I think we've stumbled upon a new and previously unknown law of physics: that denim is neither created nor destroyed. It's simply transferred, perhaps by molecular osmosis, from the "juniors" department to young men's.
What's behind this alarming and rather bizarre trend? For girls, I think the answer is that it's much easier to look sexy (or "hot," in the current teenage vernacular) than to actually be attractive.
That is, any relatively young woman in a state of near undress will appeal to some percentage of the male population, regardless of her objective beauty. That would certainly explain Paris Hilton's 15 minutes of fame.
For boys, though, the issue is more complex. Current trends in boys' clothes can be traced back to the 1960s, when it first became fashionable to identify with the working class by wearing course clothing, such as blue jeans and flannel shirts.
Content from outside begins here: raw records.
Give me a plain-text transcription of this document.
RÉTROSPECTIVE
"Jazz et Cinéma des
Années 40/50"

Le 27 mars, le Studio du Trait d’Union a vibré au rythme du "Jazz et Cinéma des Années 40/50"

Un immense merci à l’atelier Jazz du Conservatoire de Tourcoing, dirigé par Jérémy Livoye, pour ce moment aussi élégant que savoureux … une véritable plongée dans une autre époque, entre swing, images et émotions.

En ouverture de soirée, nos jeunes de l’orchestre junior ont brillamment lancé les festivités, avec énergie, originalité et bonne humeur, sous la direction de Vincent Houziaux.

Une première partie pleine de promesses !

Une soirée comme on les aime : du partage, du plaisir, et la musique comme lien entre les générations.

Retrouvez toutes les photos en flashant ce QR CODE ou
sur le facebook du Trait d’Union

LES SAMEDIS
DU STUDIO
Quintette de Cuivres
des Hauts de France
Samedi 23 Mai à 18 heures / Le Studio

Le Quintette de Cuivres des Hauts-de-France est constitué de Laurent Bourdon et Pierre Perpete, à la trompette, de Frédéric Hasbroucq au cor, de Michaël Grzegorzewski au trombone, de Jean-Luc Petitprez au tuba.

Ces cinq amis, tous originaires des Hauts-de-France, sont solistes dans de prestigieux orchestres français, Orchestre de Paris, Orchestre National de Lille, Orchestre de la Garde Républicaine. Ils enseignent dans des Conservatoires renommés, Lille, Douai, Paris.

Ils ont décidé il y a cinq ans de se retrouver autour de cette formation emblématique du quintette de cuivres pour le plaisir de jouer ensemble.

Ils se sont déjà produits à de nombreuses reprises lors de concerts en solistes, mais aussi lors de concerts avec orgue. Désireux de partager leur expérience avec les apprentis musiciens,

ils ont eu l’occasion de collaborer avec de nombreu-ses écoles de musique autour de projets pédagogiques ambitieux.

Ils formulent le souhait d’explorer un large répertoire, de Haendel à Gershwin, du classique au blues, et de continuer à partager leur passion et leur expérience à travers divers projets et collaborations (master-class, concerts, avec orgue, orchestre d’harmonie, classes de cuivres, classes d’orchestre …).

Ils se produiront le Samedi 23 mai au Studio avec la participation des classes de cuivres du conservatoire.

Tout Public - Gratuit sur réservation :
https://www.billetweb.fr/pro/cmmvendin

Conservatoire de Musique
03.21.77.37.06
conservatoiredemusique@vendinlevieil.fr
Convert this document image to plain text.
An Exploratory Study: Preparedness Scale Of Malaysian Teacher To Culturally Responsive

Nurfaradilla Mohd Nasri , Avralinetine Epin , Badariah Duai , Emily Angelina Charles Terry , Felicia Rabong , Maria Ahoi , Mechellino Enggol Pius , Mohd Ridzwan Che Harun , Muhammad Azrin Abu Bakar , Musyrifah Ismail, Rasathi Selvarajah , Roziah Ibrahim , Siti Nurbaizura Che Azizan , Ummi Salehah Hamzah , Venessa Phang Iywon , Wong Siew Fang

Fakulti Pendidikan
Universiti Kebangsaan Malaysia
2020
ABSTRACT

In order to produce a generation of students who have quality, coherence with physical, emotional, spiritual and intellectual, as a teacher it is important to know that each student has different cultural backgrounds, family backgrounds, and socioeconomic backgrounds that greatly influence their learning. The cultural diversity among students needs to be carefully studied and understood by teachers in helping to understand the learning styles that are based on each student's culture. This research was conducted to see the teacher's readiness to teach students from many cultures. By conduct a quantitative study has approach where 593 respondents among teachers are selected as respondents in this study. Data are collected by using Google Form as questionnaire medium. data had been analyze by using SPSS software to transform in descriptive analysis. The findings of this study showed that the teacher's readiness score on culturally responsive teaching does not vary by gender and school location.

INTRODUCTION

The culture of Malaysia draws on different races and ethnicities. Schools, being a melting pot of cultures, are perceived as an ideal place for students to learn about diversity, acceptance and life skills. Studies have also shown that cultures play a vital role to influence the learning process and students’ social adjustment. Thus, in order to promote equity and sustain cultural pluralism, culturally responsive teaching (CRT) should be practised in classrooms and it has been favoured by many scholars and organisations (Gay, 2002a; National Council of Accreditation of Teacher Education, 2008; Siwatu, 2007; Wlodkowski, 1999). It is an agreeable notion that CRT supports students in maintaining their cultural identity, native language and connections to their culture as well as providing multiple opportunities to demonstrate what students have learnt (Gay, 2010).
Ironically, around that same time it also became fashionable not to work.
This rough style survived the dark disco years of the '70s (unlike half my high school graduating class) to re-emerge in the grunge-rock and hip-hop cultures of the '80s and '90s. Today the style has been reinvented yet again, in grotesquely exaggerated proportions.
Of course, what girls and boys fashions have in common is that, for one reason or another, both show lots of backside. I agree with "Opus" cartoonist Berke Brethed, who once called for Federal legislation to counter this trend.
We could call it the "No Child's Left OR Right Behind" act.